Emergency Medicine
Employed to outsourced: Collaboration and trust-building bring positive change
OVERVIEW
After more than a decade of success with Sound’s hospital medicine program, a Southwestern U.S. hospital system awarded Sound Physicians the emergency medicine (EM) and hospital Medicine (HM) service lines for another of its hospitals. As with any transition from employed to outsourced groups, issues may arise. This hospital transition — which included the EM and HM physicians who were previously part of the hospital’s multispecialty group — presented a few of those challenges:
- The 90-day transition period would take place over the traditional holiday months of November, December, and January. During these months, key facility credentialing and medical staff leadership committee meetings are often postponed or canceled.
- Several hospital leaders were hesitant to bring on outsourced programs.
- Among the hospital’s employed EM and HM physicians, there was uncertainty regarding Sound’s culture and commitment to patient-centered care.

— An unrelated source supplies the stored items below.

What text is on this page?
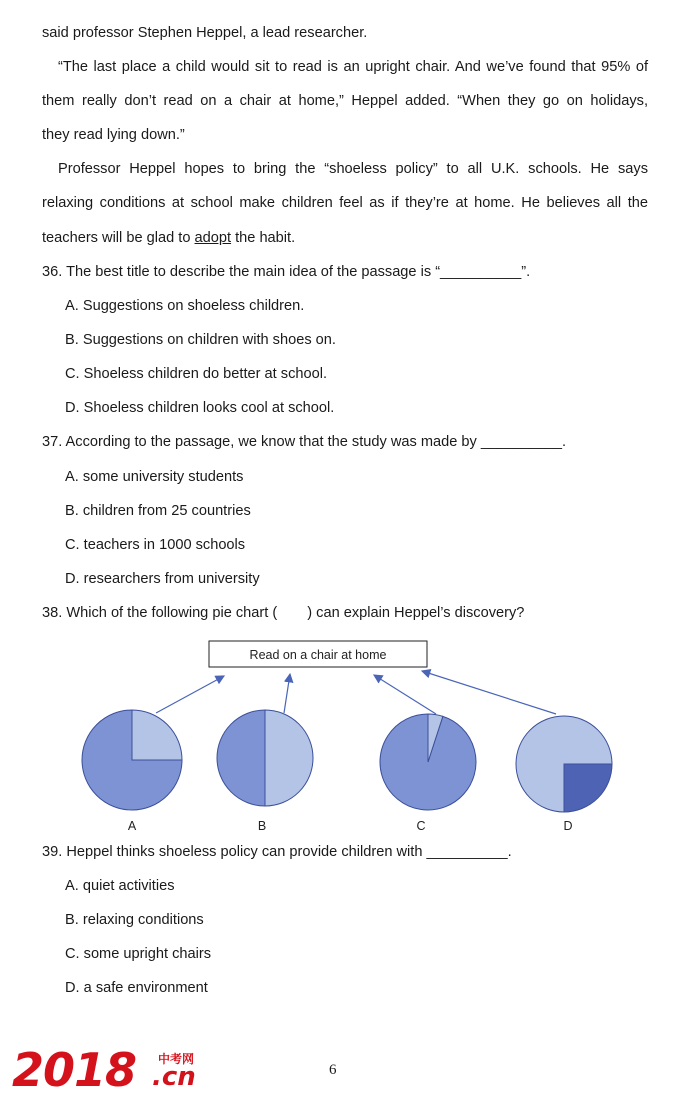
said professor Stephen Heppel, a lead researcher.
“The last place a child would sit to read is an upright chair. And we’ve found that 95% of
them really don’t read on a chair at home,” Heppel added. “When they go on holidays,
they read lying down.”
Professor Heppel hopes to bring the “shoeless policy” to all U.K. schools. He says
relaxing conditions at school make children feel as if they’re at home. He believes all the
teachers will be glad to adopt the habit.
36. The best title to describe the main idea of the passage is “__________”.
A. Suggestions on shoeless children.
B. Suggestions on children with shoes on.
C. Shoeless children do better at school.
D. Shoeless children looks cool at school.
37. According to the passage, we know that the study was made by __________.
A. some university students
B. children from 25 countries
C. teachers in 1000 schools
D. researchers from university
38. Which of the following pie chart ( ) can explain Heppel’s discovery?
Read on a chair at home
A	B	C	D
39. Heppel thinks shoeless policy can provide children with __________.
A. quiet activities
B. relaxing conditions
C. some upright chairs
D. a safe environment
6
2018 中考网
.cn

- The emergency department medical director resigned ahead of the start date, and the HM program lacked a medical director altogether.
In addition, the hospital’s intensive care unit (ICU) closed the prior year. Hospital leaders expected Sound to collaborate on its re-opening within months of the transition. This required agreement by the emergency physicians to perform certain procedures in the ICU setting for an indefinite period.
OPPORTUNITY
With their work cut out for them — emotionally and operationally — the Sound team rolled up their sleeves and got to work under the tight organization and steady guidance of their implementation lead. The team knew they must keep to the timeline, win hearts and minds, and — with determination and grit — exceed expectations.
Retention and leadership
- Sound offered the incumbent physicians W2-employed positions to bridge their existing benefit packages
to Sound’s, as well as increased compensation for physicians and advanced practice providers (APPs). - Sound began simultaneously recruiting for an EM and HM medical director, with the goal of establishing
these roles coincident with the start date.
Collaboration
- Sound recruiters and physician leaders rapidly initiated email and cell phone communications with the
incumbent EM and HM physicians and APPs, emphasizing Sound’s commitment to retaining them and
fully supporting their work. - Daily staffing calls led to populating the clinical schedules for the first three months post-transition.
- The One Sound process facilitated the merging of the EM and HM physicians and APPs into one
collaborative team, with emphasis on transparency and clarity of goals.
Integrity and innovation
- To win over skeptics, Sound’s team demonstrated its ongoing commitment to physician leadership and
clinician input, as well as its patient-first approach. - The Sound team worked with the hospital’s CEO and chief medical officer to open an on-site Sound
staffing office to expedite credentialing. - With support from the hospital administration, the Sound team worked day and night and through
holidays, holding ad hoc and virtual meetings, and taking an all-hands-on-deck approach to meet tough
credentialing deadlines.
TRANSFORMATIVE CHANGE
With the hospital’s decision to bring Sound on board, the team recognized its biggest hurdles were instilling
confidence, building trust, and supporting the incumbent physicians and APPs throughout the transition. The
Sound team worked intentionally to demonstrate good faith in all phases of the transition, providing assurance
to the physicians and APPs that they would be kept whole — financially and emotionally.
Six months post-launch:
- The team maintains its focus on robust staffing, clinician satisfaction, and superb patient care.
- High-quality medical directors for both the EM and HM service lines are leading their respective teams.
- Through a concerted effort between the integrated Sound EM and HM physicians, the hospital was able to reopen its ICU within months of Sound’s start date, with EM and HM physicians responding to procedural needs in the ICU and emergency department. This collaboration will lead to an ICU with HM physicians fully capable of performing procedures.